Los padres permisivos dejan que el niño se salte la hora de dormir cada noche, sin aplicar nunca la norma que ellos mismos habían puesto.
La empresa es tolerante con los estilos de trabajo diferentes, pero no es permisiva con los retrasos que afectan a todo el equipo.
Cuándo usar cada término
- Usa tolerancia cuando alguien acepta la diferencia sin renunciar a los límites que protegen la convivencia.
- Usa permisividad cuando alguien deja de exigir una norma, aunque siga considerándola necesaria.
- Si el límite existe pero no se aplica nunca, es permisividad, aunque quien lo permite lo llame «ser tolerante».
Preguntas frecuentes
¿La permisividad es una forma extrema de tolerancia?

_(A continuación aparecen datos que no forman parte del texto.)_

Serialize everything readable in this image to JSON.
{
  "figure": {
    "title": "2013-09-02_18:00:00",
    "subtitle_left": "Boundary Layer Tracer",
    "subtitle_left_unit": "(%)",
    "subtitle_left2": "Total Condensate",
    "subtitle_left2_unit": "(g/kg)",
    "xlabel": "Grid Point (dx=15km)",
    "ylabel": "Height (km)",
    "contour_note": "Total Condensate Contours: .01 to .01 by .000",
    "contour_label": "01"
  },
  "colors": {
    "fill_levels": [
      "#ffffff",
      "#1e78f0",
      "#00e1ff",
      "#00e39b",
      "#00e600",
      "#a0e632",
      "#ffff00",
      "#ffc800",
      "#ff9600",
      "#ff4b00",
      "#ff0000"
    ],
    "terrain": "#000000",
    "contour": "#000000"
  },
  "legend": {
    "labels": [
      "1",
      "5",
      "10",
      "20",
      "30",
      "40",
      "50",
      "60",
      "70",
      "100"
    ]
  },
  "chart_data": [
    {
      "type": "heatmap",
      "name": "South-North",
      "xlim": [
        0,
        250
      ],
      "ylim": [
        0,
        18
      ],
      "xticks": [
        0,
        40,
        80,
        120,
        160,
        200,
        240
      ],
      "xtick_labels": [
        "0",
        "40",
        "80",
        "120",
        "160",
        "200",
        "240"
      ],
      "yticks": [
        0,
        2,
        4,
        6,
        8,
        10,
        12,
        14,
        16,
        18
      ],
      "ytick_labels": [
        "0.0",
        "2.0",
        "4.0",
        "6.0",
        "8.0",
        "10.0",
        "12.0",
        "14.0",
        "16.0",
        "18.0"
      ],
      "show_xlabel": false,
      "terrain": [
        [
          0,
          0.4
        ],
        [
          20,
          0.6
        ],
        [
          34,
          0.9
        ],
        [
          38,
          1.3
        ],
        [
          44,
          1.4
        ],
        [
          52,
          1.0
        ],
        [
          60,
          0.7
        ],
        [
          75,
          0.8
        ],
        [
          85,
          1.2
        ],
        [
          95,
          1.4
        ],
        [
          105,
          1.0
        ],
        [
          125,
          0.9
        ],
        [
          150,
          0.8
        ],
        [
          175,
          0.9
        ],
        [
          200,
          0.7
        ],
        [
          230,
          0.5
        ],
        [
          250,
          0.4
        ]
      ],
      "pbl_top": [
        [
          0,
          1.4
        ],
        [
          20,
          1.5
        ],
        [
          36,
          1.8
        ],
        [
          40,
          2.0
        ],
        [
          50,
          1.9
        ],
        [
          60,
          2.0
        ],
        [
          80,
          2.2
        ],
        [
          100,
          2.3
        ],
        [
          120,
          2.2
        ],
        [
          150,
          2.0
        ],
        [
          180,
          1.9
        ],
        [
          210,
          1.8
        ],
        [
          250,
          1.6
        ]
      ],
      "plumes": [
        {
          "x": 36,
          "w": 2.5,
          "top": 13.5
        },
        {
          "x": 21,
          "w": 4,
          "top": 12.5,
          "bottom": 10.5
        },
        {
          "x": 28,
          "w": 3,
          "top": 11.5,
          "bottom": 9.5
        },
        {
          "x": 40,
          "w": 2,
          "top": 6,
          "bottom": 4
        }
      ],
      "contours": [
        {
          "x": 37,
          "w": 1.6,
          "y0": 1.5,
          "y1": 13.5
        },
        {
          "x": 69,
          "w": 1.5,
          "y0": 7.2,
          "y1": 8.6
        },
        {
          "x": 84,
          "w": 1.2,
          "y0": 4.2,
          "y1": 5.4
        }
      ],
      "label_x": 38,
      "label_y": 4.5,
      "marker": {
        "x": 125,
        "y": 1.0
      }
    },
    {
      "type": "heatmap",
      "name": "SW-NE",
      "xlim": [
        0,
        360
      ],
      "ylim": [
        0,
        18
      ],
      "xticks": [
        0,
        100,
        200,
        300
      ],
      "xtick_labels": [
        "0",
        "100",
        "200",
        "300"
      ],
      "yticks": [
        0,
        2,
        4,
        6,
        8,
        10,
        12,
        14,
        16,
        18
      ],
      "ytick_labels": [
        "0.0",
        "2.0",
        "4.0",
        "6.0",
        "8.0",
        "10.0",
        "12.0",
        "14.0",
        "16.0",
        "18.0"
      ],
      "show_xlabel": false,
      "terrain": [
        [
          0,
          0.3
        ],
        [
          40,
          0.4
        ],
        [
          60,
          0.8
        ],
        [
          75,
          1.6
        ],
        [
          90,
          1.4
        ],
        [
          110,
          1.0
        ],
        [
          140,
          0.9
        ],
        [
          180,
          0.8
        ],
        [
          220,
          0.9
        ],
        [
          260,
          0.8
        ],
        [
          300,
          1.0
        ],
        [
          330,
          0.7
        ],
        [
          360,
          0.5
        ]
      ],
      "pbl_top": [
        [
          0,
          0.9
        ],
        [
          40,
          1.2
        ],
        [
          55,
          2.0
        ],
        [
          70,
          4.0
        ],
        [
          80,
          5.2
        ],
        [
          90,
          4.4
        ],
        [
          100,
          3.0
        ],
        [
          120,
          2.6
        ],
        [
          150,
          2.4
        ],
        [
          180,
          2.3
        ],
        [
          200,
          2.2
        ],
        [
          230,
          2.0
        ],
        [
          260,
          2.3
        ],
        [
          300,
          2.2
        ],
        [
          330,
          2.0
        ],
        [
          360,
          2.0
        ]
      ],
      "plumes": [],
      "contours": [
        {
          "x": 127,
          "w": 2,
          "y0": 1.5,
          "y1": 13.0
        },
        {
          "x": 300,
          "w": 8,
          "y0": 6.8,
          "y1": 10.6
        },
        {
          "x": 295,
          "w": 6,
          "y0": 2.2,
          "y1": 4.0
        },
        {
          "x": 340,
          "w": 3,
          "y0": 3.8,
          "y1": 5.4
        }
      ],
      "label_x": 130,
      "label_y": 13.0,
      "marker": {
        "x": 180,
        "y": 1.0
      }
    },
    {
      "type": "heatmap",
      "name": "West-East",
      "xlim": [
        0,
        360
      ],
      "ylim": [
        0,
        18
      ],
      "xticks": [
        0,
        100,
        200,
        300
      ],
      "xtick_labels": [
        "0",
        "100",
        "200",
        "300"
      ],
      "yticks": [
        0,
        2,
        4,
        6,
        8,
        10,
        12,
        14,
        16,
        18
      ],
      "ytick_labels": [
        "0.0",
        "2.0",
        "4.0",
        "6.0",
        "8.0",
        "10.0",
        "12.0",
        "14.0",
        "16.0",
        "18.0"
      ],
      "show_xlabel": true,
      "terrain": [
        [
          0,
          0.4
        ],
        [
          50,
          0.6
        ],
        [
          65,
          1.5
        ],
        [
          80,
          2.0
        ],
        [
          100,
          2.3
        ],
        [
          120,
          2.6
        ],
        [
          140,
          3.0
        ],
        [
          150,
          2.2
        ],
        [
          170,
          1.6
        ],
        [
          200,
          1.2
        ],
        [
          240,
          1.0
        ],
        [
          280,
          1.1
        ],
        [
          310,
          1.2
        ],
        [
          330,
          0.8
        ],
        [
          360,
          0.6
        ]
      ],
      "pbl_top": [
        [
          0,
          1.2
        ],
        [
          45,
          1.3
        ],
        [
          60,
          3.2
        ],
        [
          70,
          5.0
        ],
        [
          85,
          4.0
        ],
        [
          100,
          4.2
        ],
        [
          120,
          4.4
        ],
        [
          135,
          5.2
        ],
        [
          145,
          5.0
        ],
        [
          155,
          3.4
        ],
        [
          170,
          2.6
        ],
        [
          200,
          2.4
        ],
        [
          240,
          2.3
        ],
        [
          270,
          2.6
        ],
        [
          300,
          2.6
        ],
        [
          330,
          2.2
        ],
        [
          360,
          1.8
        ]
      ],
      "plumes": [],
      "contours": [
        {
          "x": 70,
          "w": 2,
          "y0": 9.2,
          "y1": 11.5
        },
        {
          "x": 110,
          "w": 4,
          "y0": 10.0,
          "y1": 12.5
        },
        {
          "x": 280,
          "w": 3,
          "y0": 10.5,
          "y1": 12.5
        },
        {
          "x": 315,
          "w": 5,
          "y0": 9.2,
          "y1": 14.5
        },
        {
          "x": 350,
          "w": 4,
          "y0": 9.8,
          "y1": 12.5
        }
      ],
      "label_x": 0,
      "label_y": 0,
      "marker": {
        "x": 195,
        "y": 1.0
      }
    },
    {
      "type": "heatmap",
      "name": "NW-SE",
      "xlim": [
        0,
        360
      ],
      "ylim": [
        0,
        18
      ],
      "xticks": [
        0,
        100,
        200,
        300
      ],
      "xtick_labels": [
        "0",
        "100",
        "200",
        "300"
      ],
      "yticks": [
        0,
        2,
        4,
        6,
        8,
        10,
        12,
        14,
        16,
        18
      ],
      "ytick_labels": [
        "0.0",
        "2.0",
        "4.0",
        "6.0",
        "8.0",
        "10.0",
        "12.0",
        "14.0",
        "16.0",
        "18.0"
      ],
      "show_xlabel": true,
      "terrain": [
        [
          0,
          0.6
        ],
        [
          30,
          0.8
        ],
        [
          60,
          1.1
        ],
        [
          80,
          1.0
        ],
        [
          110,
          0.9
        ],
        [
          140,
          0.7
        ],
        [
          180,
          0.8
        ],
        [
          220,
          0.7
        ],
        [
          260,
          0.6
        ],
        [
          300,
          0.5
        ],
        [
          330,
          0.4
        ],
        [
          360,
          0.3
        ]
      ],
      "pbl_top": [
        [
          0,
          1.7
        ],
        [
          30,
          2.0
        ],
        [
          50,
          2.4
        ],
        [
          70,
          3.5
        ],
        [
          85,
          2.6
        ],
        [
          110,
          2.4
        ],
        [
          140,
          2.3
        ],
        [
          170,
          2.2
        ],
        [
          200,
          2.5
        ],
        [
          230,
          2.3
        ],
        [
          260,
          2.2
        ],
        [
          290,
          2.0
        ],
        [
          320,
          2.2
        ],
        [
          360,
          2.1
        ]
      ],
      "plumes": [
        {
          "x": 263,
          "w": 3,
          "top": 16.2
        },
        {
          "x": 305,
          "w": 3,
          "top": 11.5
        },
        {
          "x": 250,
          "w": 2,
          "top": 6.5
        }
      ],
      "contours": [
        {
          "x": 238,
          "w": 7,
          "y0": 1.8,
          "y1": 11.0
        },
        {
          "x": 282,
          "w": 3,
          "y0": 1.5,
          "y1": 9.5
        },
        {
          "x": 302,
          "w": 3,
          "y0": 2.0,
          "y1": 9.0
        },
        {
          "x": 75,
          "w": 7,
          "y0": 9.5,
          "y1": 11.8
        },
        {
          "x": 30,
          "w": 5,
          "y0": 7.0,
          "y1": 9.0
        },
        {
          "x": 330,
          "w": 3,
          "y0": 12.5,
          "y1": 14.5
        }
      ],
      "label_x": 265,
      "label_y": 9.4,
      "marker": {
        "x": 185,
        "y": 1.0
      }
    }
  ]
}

No exactamente: la tolerancia conserva límites y la permisividad renuncia a ellos. No son grados de lo mismo, sino actitudes con un componente distinto, el del límite sostenido frente al límite abandonado.
¿Por qué se confunden en la crianza?
Porque ambas evitan el castigo severo y valoran el respeto al niño, pero la tolerancia mantiene reglas claras y consecuencias, mientras que la permisividad las deja sin aplicar, lo que puede generar inseguridad en el menor.
¿Es malo ser permisivo alguna vez?
Ceder puntualmente ante situaciones menores no es lo mismo que la permisividad como estilo estable. El problema surge cuando la ausencia de límites se vuelve la norma habitual, no la excepción puntual.